My ex and I (M&F 27) were together for 2 1/2 years and he was very much a dad figure to my daughter (4). He also has a daughter around the same age and they referred to themselves as sisters. My daughter’s bio dad is more involved this last year, but for a long time he wasn’t and my ex took on that role.

We broke up recently due to his anger, which became a problem about a year and a half in and kept escalating. I tried really hard to fix our relationship but I can’t live with someone who’s constantly screaming at me and I honestly don’t want to ever see him again.

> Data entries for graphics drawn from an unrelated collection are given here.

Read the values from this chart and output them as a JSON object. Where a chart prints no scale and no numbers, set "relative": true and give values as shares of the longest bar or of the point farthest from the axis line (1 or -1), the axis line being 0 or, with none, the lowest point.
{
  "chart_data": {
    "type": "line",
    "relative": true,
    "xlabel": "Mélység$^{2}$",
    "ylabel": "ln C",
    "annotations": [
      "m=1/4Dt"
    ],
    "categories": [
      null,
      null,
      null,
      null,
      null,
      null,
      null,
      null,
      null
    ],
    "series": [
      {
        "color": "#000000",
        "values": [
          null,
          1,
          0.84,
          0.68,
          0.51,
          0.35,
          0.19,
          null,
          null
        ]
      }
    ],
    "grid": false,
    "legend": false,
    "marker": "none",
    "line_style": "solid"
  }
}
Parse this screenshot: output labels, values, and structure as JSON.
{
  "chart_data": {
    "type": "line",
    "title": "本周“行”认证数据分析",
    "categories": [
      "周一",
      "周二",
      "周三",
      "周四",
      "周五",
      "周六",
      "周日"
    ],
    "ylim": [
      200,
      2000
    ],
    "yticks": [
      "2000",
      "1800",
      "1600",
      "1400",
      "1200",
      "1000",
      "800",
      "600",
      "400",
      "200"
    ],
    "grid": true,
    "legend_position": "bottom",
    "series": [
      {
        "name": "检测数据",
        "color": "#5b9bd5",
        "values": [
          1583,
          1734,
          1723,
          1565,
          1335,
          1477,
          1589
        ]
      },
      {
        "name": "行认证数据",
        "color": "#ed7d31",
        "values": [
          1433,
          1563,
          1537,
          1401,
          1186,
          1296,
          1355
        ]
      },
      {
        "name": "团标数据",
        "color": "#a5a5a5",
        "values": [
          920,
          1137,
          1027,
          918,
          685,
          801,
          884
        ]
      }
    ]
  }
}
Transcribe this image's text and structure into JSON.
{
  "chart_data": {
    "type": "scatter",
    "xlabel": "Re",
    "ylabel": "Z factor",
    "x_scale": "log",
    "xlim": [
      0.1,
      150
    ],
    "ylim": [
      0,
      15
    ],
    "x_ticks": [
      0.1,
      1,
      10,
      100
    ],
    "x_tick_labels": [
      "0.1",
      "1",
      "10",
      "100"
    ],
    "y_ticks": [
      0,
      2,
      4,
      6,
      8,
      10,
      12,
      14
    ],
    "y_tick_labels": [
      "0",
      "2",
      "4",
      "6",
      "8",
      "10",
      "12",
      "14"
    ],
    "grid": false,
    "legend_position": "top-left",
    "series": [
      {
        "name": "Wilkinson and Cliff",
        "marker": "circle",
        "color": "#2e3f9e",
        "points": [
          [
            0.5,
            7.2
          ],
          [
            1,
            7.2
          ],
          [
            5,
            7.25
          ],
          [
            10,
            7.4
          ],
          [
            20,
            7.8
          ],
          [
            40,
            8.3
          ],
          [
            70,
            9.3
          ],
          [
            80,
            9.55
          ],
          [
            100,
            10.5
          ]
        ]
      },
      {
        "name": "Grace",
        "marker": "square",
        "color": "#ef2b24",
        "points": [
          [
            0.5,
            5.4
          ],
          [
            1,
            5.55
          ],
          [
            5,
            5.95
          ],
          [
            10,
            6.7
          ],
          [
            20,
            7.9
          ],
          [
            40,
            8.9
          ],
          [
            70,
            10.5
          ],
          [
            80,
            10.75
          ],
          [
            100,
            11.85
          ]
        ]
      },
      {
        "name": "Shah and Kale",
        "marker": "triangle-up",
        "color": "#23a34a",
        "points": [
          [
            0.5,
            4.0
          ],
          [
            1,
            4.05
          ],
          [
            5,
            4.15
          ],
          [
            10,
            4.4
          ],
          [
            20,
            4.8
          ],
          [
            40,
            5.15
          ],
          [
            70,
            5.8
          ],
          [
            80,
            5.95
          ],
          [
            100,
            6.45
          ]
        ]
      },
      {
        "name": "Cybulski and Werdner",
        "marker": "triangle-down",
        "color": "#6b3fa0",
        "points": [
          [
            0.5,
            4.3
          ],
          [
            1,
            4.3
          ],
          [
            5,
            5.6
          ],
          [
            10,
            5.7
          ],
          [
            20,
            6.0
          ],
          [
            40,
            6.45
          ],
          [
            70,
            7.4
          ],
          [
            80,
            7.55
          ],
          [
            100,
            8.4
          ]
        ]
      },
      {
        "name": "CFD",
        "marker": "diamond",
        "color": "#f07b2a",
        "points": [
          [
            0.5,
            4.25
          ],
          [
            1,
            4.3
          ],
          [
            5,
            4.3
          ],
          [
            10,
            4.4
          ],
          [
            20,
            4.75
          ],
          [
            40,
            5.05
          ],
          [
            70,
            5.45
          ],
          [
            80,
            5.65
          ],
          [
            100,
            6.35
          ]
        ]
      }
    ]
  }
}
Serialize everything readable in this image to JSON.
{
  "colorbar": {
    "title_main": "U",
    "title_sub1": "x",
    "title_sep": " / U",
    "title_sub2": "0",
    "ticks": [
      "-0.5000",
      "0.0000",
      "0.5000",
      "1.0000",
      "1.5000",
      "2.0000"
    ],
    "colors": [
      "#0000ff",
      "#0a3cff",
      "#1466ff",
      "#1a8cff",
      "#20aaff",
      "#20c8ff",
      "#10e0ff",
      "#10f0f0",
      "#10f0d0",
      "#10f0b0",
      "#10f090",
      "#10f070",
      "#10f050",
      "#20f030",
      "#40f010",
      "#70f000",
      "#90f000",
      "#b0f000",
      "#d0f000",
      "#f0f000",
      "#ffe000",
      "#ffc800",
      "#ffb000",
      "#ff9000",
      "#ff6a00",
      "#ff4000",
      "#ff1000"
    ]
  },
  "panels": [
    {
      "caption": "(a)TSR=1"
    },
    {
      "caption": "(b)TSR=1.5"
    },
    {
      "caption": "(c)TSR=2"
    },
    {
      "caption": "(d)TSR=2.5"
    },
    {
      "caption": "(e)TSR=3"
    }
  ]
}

It’s been a few months and he reached out saying he and his daughter miss my daughter and I don’t know how to respond. My daughter asks about them all the time and I know she’s hurting over the breakup. We tried visiting so the kids could see eachother in the beginning and it got messy fast because he kept pushing for us to get back together and he ended up blocking me up until now.

I feel horribly guilty for my daughter having to go through this and I know she wants them in her life. I know I can keep it cool with exes for the benefit of the children because I’ve done it so long with her bio dad, it can be super emotionally exhausting though. Would it be better to try and maintain their relationship and just deal with the bs that comes up? Or stay no contact and hope this wound heals?

Thank you to anyone reading please send help. The people I normally go to for advice are torn on this one. My friend told me to ask Reddit so here I am lol

TL;DR My ex was a father figure to my young child, should they stay in contact?

1 comment
  1. So, there are two separate issues here:

    The first is that your daughter wasn’t given the option of having a relationship with him or not. And his daughter is close to her. On some level, it’s cruel to separate them once they’ve bonded like that.

    The second is that you absolutely MUST protect her from his anger issues.

    So I would think that playdates for the girls would be okay. You and him being civil to each other around those playdates is important, even if he doesn’t stay over. You need to establish that this is a zero-tolerance situation for his anger, and that his daughter is welcome, but he is not if he so much as raises his voice – he can drop her off and the girls can spend time together, but anything more than that, anything beyond the bare minimum of contact required for the girls to spend time together – is completely dependent on him keeping his shit together.